The bathroom and kitchen are the two rooms that many consider to be the crux of the value of real estate in Australia or New Zealand. How big your kitchen is and how many bathrooms you have can be the key to making or breaking a deal. In fact, two or more bathrooms was the minimum requirement for an Australian “dream home”, says a survey from the Real Estate Buyer’s Agents Association of Australia – clearly, they are incredibly important to the price you get for the property.
Obviously, you will want to ensure that these areas are looking their very best when that property inspection rolls around. However, because this is such an important piece of your property, you run the risk of overthinking or overdoing it when redecorating your bathroom.
So what’s the solution? How do you bring your bathroom up to the next level without tumbling over the top?
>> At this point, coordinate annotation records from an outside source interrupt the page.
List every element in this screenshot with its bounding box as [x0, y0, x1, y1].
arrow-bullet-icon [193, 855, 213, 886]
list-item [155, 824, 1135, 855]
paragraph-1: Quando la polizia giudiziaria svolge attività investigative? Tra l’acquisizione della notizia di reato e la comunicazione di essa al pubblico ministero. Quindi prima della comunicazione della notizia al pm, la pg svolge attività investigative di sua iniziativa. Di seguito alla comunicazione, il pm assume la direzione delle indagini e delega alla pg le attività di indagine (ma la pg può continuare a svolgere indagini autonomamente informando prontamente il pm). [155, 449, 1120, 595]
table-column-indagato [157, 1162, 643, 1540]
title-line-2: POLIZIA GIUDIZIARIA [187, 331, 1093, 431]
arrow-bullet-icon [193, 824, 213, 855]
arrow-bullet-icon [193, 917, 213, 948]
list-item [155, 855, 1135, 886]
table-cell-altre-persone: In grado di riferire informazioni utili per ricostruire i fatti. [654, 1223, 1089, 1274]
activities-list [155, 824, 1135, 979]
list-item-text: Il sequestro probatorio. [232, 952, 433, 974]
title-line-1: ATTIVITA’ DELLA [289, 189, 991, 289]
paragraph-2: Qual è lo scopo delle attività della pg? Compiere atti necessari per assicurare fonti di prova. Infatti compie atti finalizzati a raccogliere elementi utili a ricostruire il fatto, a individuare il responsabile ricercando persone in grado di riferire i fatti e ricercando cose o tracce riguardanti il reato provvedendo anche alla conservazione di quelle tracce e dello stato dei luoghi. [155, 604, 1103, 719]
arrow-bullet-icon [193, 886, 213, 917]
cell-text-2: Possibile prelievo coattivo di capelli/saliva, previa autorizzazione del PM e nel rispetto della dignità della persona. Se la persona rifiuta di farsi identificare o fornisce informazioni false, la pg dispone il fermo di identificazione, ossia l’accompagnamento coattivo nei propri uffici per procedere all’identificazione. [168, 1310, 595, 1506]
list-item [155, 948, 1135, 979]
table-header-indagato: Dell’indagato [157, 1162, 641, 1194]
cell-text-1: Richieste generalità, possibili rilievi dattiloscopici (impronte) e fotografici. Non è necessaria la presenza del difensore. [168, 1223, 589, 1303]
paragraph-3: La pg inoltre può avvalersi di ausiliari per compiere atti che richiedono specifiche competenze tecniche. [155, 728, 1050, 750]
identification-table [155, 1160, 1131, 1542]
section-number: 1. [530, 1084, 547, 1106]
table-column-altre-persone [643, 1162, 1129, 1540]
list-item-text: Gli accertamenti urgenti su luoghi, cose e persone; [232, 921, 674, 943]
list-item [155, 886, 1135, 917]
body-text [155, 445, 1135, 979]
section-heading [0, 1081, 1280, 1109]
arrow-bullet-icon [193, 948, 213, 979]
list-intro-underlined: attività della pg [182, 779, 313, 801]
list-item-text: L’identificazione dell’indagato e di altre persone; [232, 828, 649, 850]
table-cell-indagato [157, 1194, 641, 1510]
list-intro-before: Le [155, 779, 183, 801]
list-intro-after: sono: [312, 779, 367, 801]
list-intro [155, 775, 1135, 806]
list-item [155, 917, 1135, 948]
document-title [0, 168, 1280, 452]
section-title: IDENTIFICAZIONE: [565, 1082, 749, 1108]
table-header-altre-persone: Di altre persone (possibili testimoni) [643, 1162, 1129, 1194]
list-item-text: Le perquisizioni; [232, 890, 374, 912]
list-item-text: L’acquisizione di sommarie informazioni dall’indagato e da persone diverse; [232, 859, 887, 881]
Small spaces have a charm all their own when it comes to interior design, and it pays to ensure that you play to their strengths. Minimalism and simplicity is one option to go for, as architect Daniel Boddam describes.
“Simplicity works for any small space,” he said to Vogue Magazine.
“Reduce visual noise and clutter, streamline and modernise whilst still having personality and ambience.”
What does that translate to exactly? Rather than showy mosaics or flashy mirror frames, try something a little more demure, a little more balanced. Try paring back all the design features, revealing the very basics of the bathroom’s design. Work with the contours and angles of the surfaces themselves.
While pure minimalism dictates keeping the colours cool and calculated, you still want to retain some personality so that it doesn’t end up as a blank space in the minds of your buyers. Why not integrate some vegetation to bring out a lush green? It is in keeping with the simple aesthetic while also contributing a splash of colour to help solidify the room in your buyers’ minds.
This may be the hardest part of the design, as it expects you to be able to bend the laws of physics – or at least of perception. This can be achieved in little ways – hanging art a little higher than eye level to give the impression of height, highlight different zones with different colours (but keep them simple), keep the area bright and minimise shadows.
These are just a few ways suggested by Jonathan Adler’s creative services manager Nicholas Obeid to keep you from drawing attention to a smaller bathroom.
It pays to ensure that your bathroom looks its best. Try these methods, and create some of your own too – after all, like Mr Boddam said, you still want the place to retain personality.